On tiendra compte aussi à Mme  Kovalevsky de la crise violente et périlleuse que traverse depuis tantôt un demi-siècle la femme chrétienne. Sa fonction dans la société n’avait pas varié pendant dix-huit cents ans. D’une manière générale, et en négligeant les fluctuations passagères, sa position avait toujours été en s’améliorant ; la femme avait gagné en considération, en influence, en liberté ; mais sa fonction sociale était demeurée immuable : elle consistait exclusivement à être épouse et mère.

Cela ne suffit plus à nos filles.
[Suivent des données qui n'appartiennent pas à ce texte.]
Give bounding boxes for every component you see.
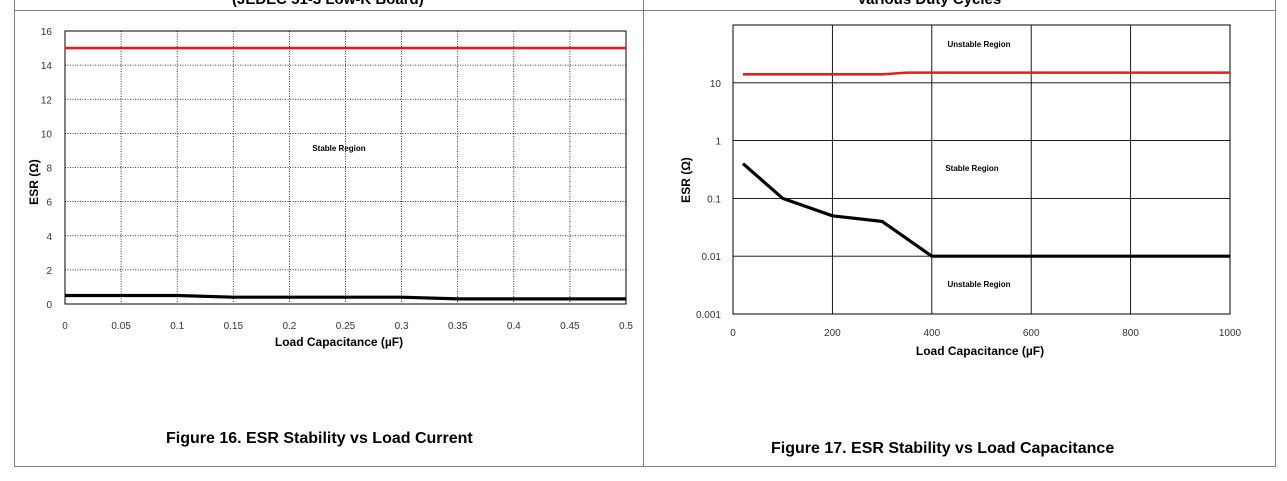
y-tick-label: 0.001 bbox=[696, 310, 721, 321]
figure-divider bbox=[643, 0, 644, 466]
series-line-esr bbox=[741, 162, 1230, 258]
series-group bbox=[741, 71, 1230, 258]
figure-16-caption: Figure 16. ESR Stability vs Load Current bbox=[166, 430, 473, 447]
annotation-stable-region: Stable Region bbox=[312, 144, 365, 153]
x-axis-label: Load Capacitance (µF) bbox=[916, 344, 1044, 358]
header-rule bbox=[14, 10, 1275, 11]
x-tick-label: 0.2 bbox=[282, 321, 296, 332]
left-header: (JEDEC 51-3 Low-K Board) bbox=[232, 0, 424, 8]
y-tick-label: 0 bbox=[46, 300, 52, 311]
annotation-unstable-region-bottom: Unstable Region bbox=[947, 280, 1010, 289]
y-tick-labels: 0.001 0.01 0.1 1 10 bbox=[696, 79, 721, 321]
chart-esr-vs-load-current: 0 0.05 0.1 0.15 0.2 0.25 0.3 0.35 0.4 0.45 0.5 0 2 4… bbox=[27, 27, 633, 349]
figure-frame bbox=[14, 0, 1276, 467]
annotation-stable-region: Stable Region bbox=[945, 164, 998, 173]
x-tick-label: 0 bbox=[62, 321, 68, 332]
x-tick-label: 0.15 bbox=[224, 321, 244, 332]
y-tick-label: 0.1 bbox=[707, 194, 721, 205]
y-tick-label: 10 bbox=[710, 79, 722, 90]
series-group bbox=[65, 46, 626, 301]
x-tick-label: 0.1 bbox=[170, 321, 184, 332]
y-tick-label: 2 bbox=[46, 266, 52, 277]
x-tick-label: 800 bbox=[1122, 328, 1139, 339]
x-tick-label: 0.4 bbox=[507, 321, 521, 332]
y-tick-label: 8 bbox=[46, 164, 52, 175]
region-annotations: Unstable Region Stable Region Unstable Reg… bbox=[945, 40, 1010, 289]
series-line-limit bbox=[742, 71, 1230, 76]
y-tick-label: 16 bbox=[41, 27, 53, 38]
figure-17-caption: Figure 17. ESR Stability vs Load Capacit… bbox=[771, 440, 1115, 457]
x-tick-label: 400 bbox=[923, 328, 940, 339]
y-tick-label: 0.01 bbox=[702, 252, 722, 263]
x-tick-label: 200 bbox=[824, 328, 841, 339]
right-header: Various Duty Cycles bbox=[857, 0, 1001, 8]
y-tick-label: 1 bbox=[715, 137, 721, 148]
y-axis-label: ESR (Ω) bbox=[679, 157, 693, 203]
y-axis-label: ESR (Ω) bbox=[27, 159, 41, 205]
y-tick-label: 12 bbox=[41, 95, 53, 106]
x-tick-label: 0.05 bbox=[111, 321, 131, 332]
y-tick-labels: 0 2 4 6 8 10 12 14 16 bbox=[41, 27, 53, 311]
x-tick-labels: 0 0.05 0.1 0.15 0.2 0.25 0.3 0.35 0.4 0.45 0.5 bbox=[62, 321, 633, 332]
x-tick-label: 0 bbox=[730, 328, 736, 339]
series-line-esr bbox=[65, 293, 626, 301]
y-tick-label: 10 bbox=[41, 129, 53, 140]
x-tick-labels: 0 200 400 600 800 1000 bbox=[730, 328, 1241, 339]
chart-esr-vs-load-capacitance: 0 200 400 600 800 1000 0.001 0.01 0.1 1 10 Unstab… bbox=[679, 24, 1242, 358]
y-tick-label: 6 bbox=[46, 198, 52, 209]
y-tick-label: 4 bbox=[46, 232, 52, 243]
x-tick-label: 0.5 bbox=[619, 321, 633, 332]
annotation-unstable-region-top: Unstable Region bbox=[947, 40, 1010, 49]
grid bbox=[64, 30, 627, 305]
x-tick-label: 0.45 bbox=[560, 321, 580, 332]
x-tick-label: 0.3 bbox=[395, 321, 409, 332]
x-tick-label: 600 bbox=[1023, 328, 1040, 339]
x-tick-label: 1000 bbox=[1219, 328, 1242, 339]
x-tick-label: 0.35 bbox=[448, 321, 468, 332]
y-tick-label: 14 bbox=[41, 61, 53, 72]
x-axis-label: Load Capacitance (µF) bbox=[275, 335, 403, 349]
x-tick-label: 0.25 bbox=[336, 321, 356, 332]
Je ne veux pas examiner ici leurs raisons, et si de nouvelles conditions économiques, des mœurs différentes leur imposaient d’élargir leurs horizons. Je me borne à constater qu’elles travaillent à se faire dans la société moderne une place autre que l’ancienne ; non pas plus haute, — c’est impossible, — mais ayant, pour ainsi dire, plus de portes ouvertes sur le champ de l’activité humaine. La science leur assure qu’elles peuvent conquérir de nouveaux domaines, que la nature le leur permet. Puisse la science ne pas se tromper, car elle ajouterait alors une grande ruine à toutes celles que nos âmes lui ont déjà dues dans notre siècle. Quoi qu’il en soit, une pareille révolution ne va pas sans de longs tâtonnemens et beaucoup d’erreurs, surtout quand le but à atteindre n’est pas nettement dessiné. La femme d’aujourd’hui ne sait pas, en somme, où elle va, ce que sera cette fonction nouvelle qu’elle ambitionne et qui nécessitera tout d’abord un autre idéal de famille. Elle entrevoit un avenir plus brillant, plus varié, et un allégement de souffrances pour les isolées, réduites à combattre seules dans la lutte pour l’existence. Le reste est encore obscur. Quel qu’il puisse être, si l’objet de la créature doit être l’épanouissement de tout ce qu’il y a de plus noble et de meilleur en elle, fût-ce parfois aux dépens de son bonheur, rien n’égalera jamais la femme que nous avions due au christianisme, modèle admirable qui a été depuis tant de siècles l’une des forces de la société civilisée, en même temps que son honneur et sa plus grande douceur.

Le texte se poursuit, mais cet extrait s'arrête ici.